My Last Duchess
Robert Browning
1842

Famous as an example of the dramatic monologue in poetry, Browning’s poem hasn’t left us with any particularly notable lines or phrases, like some others on this list, but is one of the most re-printed poems in English, a standard of high school literature classes, and one widely-recognized by its title if not by its verse. It’s a nobleman showing off his art to the representative of a potential second wife, discussing the first wife whose portrait hangs behind a curtain. The speaker is, we expect, Alfonoso Il Este, 16th century duke of Ferrara, and the ex in question Lucrezia de Medici – his young first wife who died (and suspiciously so) at 17 after he had abandoned her when her overly flirtatious nature compromised his possession of her as private trophy.

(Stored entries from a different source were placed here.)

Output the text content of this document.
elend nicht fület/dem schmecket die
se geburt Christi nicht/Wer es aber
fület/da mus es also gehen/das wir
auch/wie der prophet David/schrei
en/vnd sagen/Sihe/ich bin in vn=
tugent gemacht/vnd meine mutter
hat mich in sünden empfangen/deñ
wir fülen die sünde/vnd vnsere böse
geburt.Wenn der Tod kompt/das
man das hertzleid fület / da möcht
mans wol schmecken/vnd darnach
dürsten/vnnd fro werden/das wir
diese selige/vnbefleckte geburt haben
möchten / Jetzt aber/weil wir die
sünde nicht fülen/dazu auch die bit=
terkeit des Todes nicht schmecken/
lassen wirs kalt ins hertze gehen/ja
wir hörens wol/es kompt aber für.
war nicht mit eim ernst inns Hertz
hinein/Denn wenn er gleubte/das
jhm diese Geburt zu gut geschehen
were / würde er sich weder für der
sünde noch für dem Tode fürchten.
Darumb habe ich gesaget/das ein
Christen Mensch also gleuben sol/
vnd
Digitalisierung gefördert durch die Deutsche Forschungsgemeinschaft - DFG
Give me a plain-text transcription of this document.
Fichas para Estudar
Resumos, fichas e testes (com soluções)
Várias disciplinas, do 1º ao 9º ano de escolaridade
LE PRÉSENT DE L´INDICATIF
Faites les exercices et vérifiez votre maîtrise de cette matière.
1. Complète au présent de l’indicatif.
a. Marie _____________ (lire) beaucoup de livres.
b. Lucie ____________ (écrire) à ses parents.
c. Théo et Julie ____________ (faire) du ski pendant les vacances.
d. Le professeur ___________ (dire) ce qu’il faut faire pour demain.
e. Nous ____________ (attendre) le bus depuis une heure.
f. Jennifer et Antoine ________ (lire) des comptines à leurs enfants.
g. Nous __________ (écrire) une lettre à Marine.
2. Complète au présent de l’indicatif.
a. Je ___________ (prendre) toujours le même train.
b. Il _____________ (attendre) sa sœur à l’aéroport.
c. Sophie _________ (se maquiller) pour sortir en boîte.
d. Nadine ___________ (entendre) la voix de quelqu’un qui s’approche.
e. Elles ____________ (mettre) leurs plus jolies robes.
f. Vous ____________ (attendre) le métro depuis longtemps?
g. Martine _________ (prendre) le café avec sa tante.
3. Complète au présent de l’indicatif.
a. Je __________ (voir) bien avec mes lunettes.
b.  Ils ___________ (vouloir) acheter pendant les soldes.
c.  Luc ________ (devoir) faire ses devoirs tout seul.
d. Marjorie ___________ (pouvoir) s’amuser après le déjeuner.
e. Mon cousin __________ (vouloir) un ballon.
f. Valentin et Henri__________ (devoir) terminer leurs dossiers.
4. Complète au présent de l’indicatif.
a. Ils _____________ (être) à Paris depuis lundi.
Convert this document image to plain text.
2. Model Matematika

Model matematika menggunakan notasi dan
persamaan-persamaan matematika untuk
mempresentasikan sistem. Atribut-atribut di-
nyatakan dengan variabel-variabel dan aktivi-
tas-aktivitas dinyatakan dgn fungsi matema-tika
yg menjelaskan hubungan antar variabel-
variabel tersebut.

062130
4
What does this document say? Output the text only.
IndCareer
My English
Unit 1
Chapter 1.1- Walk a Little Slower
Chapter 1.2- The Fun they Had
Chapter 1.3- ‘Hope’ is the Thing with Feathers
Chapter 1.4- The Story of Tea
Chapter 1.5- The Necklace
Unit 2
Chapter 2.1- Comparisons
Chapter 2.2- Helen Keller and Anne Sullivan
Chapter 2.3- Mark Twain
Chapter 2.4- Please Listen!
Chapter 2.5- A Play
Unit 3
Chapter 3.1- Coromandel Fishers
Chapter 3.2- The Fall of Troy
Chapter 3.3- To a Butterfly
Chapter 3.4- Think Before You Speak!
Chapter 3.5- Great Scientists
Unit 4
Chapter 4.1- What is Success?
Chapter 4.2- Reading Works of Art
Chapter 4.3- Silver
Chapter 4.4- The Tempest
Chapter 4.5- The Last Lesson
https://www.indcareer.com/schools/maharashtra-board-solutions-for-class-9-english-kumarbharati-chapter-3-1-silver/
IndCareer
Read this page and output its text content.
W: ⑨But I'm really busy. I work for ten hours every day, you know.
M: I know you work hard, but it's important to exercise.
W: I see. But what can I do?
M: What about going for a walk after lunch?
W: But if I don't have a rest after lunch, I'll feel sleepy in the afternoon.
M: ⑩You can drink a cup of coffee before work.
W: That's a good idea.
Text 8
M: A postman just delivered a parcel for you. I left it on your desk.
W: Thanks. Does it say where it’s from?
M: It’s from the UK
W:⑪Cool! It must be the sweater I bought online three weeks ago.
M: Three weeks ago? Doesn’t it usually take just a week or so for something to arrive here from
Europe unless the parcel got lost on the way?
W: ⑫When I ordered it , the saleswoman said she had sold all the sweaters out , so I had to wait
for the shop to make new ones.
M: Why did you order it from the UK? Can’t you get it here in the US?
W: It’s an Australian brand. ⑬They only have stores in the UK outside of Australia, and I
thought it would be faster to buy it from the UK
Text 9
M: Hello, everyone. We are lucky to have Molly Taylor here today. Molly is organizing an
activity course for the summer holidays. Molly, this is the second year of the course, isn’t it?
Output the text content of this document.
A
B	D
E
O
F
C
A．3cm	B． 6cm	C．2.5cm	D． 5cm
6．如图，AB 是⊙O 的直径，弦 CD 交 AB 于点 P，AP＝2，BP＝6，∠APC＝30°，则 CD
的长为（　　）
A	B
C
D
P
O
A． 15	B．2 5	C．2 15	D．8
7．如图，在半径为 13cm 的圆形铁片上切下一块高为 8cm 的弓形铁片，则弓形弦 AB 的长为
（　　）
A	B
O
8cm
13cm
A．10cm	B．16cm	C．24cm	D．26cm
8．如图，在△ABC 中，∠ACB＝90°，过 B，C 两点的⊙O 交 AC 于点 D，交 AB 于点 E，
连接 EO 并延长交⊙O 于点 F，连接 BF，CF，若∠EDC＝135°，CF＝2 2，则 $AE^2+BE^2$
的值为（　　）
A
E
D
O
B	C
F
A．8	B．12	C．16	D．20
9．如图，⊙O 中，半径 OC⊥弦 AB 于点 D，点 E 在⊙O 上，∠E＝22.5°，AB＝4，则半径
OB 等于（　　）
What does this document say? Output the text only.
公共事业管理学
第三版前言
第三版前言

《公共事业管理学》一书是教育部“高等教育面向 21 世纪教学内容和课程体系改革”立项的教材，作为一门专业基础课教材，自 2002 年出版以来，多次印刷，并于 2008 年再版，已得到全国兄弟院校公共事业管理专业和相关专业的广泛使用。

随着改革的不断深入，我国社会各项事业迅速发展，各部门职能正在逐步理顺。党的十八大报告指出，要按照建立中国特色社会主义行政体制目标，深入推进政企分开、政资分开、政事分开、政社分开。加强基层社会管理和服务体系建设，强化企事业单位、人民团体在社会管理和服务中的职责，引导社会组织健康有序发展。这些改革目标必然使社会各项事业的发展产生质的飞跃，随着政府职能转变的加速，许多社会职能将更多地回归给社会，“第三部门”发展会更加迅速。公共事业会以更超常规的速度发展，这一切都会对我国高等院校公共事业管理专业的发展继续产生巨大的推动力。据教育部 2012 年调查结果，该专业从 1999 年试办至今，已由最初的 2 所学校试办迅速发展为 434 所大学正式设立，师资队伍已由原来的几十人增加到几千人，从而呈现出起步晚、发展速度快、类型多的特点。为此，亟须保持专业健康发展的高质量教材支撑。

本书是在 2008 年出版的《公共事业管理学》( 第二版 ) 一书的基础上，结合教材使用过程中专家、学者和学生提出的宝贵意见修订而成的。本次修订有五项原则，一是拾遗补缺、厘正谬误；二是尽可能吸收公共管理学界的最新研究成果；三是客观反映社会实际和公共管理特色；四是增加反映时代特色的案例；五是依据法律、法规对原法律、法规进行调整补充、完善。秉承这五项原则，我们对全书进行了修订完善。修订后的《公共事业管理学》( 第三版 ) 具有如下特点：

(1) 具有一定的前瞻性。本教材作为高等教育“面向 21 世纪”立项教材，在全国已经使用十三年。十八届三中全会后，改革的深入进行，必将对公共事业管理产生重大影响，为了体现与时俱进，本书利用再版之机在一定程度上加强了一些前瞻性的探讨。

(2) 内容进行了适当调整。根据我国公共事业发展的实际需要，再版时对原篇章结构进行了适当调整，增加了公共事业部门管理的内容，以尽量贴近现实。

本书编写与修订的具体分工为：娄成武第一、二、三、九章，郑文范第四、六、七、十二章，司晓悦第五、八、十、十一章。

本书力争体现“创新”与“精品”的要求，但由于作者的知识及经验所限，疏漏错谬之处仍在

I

Browning tried his hand at poetry for some time before anyone took any notice, but eventually got a little attention from William Wordsworth and Thomas Carlyle, who encouraged him to continue writing and helped him make a name for himself as an up-and-comer on the literary scene. He produced a number of minor plays and a whole bunch of poetry, much of it nothing special to speak of, but a few pieces that have been profoundly influential and earned Browning a spot (alongside his wife, Elizabeth Barrett-Browning) on anyone’s english canon.  And he has left his mark on language, a couple of short lines from a moderately well-known poem/play that have taken on a life far beyond their literary home: “God’s in his heaven/ All’s right with the world.”